I think setting the base href will makes all the links relative to that base (but I could be wrong… I’ve read about that base thing just in passing).

That said, did removing that fix the issue?

If not, please commit all your changes so that we are debugging the same source files.

Also, what’s your exact site publishing command? Just hugo?

kaushalmodi,

I set the baseref and pushed the latest to master. I also published the change to https://bloggerbust.ca. Changing the base href has not resolved the issue.

My exact publishing command is simply to run hugo with no arguments.

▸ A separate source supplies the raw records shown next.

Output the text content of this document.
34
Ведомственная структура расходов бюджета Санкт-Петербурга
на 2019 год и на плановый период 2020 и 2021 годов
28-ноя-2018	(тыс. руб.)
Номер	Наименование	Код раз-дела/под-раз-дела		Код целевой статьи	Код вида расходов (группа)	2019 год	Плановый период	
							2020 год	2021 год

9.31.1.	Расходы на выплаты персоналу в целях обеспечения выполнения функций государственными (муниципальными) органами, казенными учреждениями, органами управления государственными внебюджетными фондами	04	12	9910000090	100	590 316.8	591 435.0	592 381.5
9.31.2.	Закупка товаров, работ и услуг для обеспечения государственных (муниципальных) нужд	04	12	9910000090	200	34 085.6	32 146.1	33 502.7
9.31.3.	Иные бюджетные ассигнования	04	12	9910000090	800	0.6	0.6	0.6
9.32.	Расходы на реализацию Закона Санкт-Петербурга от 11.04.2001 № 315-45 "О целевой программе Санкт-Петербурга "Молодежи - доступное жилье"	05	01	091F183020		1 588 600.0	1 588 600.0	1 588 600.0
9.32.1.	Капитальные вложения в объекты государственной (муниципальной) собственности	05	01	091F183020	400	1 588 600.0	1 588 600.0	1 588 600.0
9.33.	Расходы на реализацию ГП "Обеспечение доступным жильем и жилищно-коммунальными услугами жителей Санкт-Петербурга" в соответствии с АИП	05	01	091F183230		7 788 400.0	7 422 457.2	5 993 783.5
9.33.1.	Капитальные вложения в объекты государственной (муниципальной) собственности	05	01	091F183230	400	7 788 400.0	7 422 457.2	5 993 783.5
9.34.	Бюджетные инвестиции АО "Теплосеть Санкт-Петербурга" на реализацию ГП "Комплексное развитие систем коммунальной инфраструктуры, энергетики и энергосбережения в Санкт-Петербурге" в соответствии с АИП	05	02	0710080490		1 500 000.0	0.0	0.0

I have installed ox-hugo and am going to try it out. Just reading through your documentation now. I have to head to work in 30 min also.

A … template?

I have switched to ox-hugo for org-mode support. The change has been pushed to master and published to the site as well. The issue with local links rendering relative to the root directory still persists. This seems to be an issue with my environment and not an issue with goorgeous or ox-hugo. I have to head off to work now, but I will be investigating emacs / org-mode related variables to see if there is something I have set that is causing the links to be rendered this way.

Thank you for your help so far. Thank you especially for your time; I appreciate how valuable time is.

OK, I found the problem.

Your theme was the issue, specifically the piece about the href base that I suspected.

Why you saw the problem: You were using the theme from commit https://github.com/gyorb/hugo-dusk/tree/c012e095091ac8212c792b4d6f23c5570d02a431 (that’s why sharing your site source with submodules etc is really important!)

Why I didn’t see the problem: I was using the latest version of that theme where that bug was already fixed in https://github.com/gyorb/hugo-dusk/commit/1bb572284a3db971ed425a527166a409ee331ebe (see the removal of href base line in that commit).


1 Like

Thank you kaushalmodi,

You are correct. I was building against an old submodule which I had incorrectly created somehow. I had created it as a git-link instead of a proper submodule. On top of that, I had pulled the latest earlier this week before the fix had been pushed and did not think to check if a new commit had been merged to the theme’s master branch with a fix for my issue. Of course, I did not realize at the time that I was experiencing an issue with the theme; I am brand new to hugo and just thought that I was not doing something correctly.

I have learnt quite a few lessons this week :slight_smile:

Cheers!

FYI: for anyone visiting this page in the future, I will be removing my temporary example post that I linked above since I only created and published it for the purposes of helping to troubleshoot this issue. I also think that it no longer provides any value for anyone moving forward since the issue was resolved in the theme.